Томуре плевать, младше тот, или слабее, или ещё чего. Томуре восемь, и всё, что у него есть — учитель, который дал ему кров, еду, новую жизнь и новое имя. Томура обещает сам себе, что гаденыш — так он его сперва называет — долго не продержится. А если будет претендовать на внимание учителя — пожалеет.
На следующий день учитель выталкивает из-за своей спины маленького напуганного ребёнка.
— Его зовут Изуку, — говорит учитель. — Ему пять лет.
И всё. Томуре в тот момент мучительно любопытно: откуда взялся этот Изуку, зачем он учителю, и неужели у него есть какая-то сильная причуда? Сильнее, чем у самого Томуры? Нет, нет, не может быть. Ему всего пять, причуда только начинает проявляться в этом возрасте, мальчишка никак не может быть лучше, интереснее его самого!
Следующие несколько дней Томура кипит, наблюдая за возящимся с мелким говнюком учителем, и изводит сам себя надуманными ужасами: учитель его выгонит, учитель привяжется к мальчишке, учитель…
Страхи оказываются совершенно пустыми: к концу недели учитель снова вызывает его к себе, и рядом с ним больше нет Изуку.
— У него не оказалось причуды, — разочарованно сообщает учитель и больше ни словом не упоминает мелкого. Значит, решает немедленно расцветший Томура, учитель отослал ребёнка откуда взял! У него больше нет конкурентов за внимание учителя! Эта новость наполняет его тем же ликованием, как в день, когда учитель взял его в ученики.
Об этом недоразумении не напоминает ничего ещё почти две недели, и Томура учится, играет в видеоигры и радуется жизни — а потом его ни с того ни с сего несет погулять по заброшенному зданию, на первом этаже которого они живут. Ноги ведут его по полуразрушенным лестницам на второй, третий, четвёртый этаж — и на пятом он находит съежившийся от холода, грязный, но всё ещё живой комочек плоти. Изуку.
Это, а не собственное спасение учителем, Томура позже будет называть главным переломным моментом своей жизни.
***
Томура сперва пинает его носком кроссовка по выставленной наружу голой коленке, и этим сразу добивается реакции: Изуку тяжело садится, поднимает глаза наверх — и прикрывает голову руками, будто пытаясь избежать удара.
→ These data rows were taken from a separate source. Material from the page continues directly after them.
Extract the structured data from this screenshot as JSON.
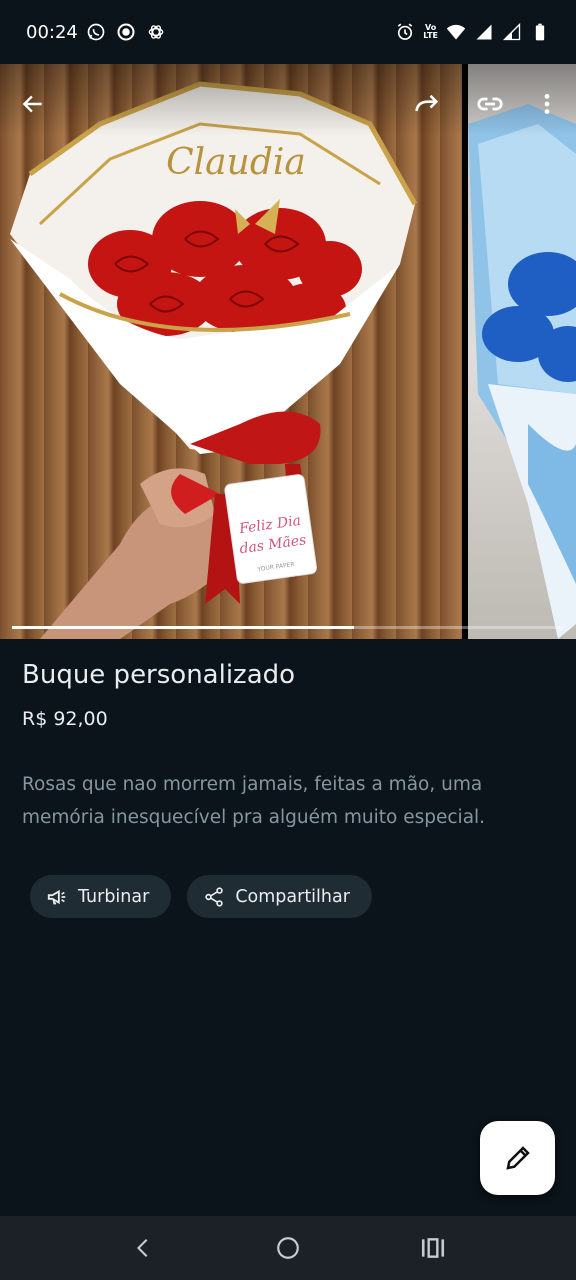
{
  "status_bar": {
    "time": "00:24",
    "left_icons": [
      "whatsapp-icon",
      "record-icon",
      "openai-icon"
    ],
    "right_icons": [
      "alarm-icon",
      "volte-icon",
      "wifi-icon",
      "signal-icon",
      "signal-icon",
      "battery-icon"
    ],
    "lte_top": "Vo",
    "lte_bottom": "LTE"
  },
  "carousel": {
    "progress": 0.62,
    "photo_text": {
      "name": "Claudia",
      "tag_line1": "Feliz Dia",
      "tag_line2": "das Mães",
      "tag_brand": "YOUR PAPER"
    },
    "toolbar_icons": [
      "back-arrow-icon",
      "forward-icon",
      "link-icon",
      "more-vert-icon"
    ]
  },
  "product": {
    "title": "Buque personalizado",
    "price": "R$ 92,00",
    "description": "Rosas que nao morrem jamais, feitas a mão,  uma memória inesquecível pra alguém muito especial."
  },
  "actions": {
    "boost_label": "Turbinar",
    "share_label": "Compartilhar"
  },
  "fab": {
    "icon": "edit-pencil-icon"
  },
  "nav_bar": {
    "icons": [
      "back-icon",
      "home-icon",
      "recents-icon"
    ]
  },
  "colors": {
    "background": "#0b141a",
    "chip": "#202c33",
    "text_primary": "#e9edef",
    "text_secondary": "#8696a0"
  }
}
Томура хорошо знает этот жест: он так же от отца закрывался, когда-то, в той жизни.
— Что ты тут делаешь? — спрашивает Томура; мальчишка не отвечает, только съеживается, а потом кашляет с жутким звуком, и выплевывает на грудь ржавого цвета слизь. Томура осекается, не успев повторить вопрос более настойчиво, и наконец охватывает Изуку взглядом целиком.
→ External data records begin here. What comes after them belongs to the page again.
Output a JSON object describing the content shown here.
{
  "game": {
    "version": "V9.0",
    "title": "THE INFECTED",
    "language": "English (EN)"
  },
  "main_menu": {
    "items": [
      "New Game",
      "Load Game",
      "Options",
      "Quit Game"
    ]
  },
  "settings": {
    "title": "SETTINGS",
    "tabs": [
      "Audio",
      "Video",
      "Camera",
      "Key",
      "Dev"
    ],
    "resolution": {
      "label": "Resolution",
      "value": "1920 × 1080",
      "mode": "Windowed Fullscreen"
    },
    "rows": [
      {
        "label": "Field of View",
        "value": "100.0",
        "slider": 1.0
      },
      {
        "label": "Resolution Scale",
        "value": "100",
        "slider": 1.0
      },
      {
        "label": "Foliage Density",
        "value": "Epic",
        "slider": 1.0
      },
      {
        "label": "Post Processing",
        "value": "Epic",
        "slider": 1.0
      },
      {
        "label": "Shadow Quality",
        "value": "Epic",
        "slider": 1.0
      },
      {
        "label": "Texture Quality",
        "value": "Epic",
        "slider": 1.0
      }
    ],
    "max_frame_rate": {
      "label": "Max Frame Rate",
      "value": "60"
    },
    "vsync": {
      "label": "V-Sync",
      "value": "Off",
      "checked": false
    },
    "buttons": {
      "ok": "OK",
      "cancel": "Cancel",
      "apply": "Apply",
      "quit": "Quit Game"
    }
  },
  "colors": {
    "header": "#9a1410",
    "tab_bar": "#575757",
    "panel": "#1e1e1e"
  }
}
Волосы свалялись в комок, одежда, заляпанная пятнами, взрослых размеров, а на ногах вместо обуви какие-то намотки.
«Ноябрь же на дворе, — как-то отстраненно думает Томура. — Почему?..»
— Я не понимаю, — говорит он вслух. — Я думал, учитель отослал тебя, откуда взял.
Изуку смотрит на него мутным, непонимающим взглядом: в уголках глаз у него лежат крупные подсохшие капли гноя.
— Сильно болит, — невпопад отвечает он и трогает грудь, а потом снова кашляет ржавым и падает обратно на бетонный пол, его трясет.
Томура садится рядом с ним, пытается поднять и прислонить к стене; Изуку колотит так крупно, что Томура пугается тоже — до дрожи. Он не знает, что ему делать.
— У тебя есть родители? — спрашивает он. — Есть мама и папа?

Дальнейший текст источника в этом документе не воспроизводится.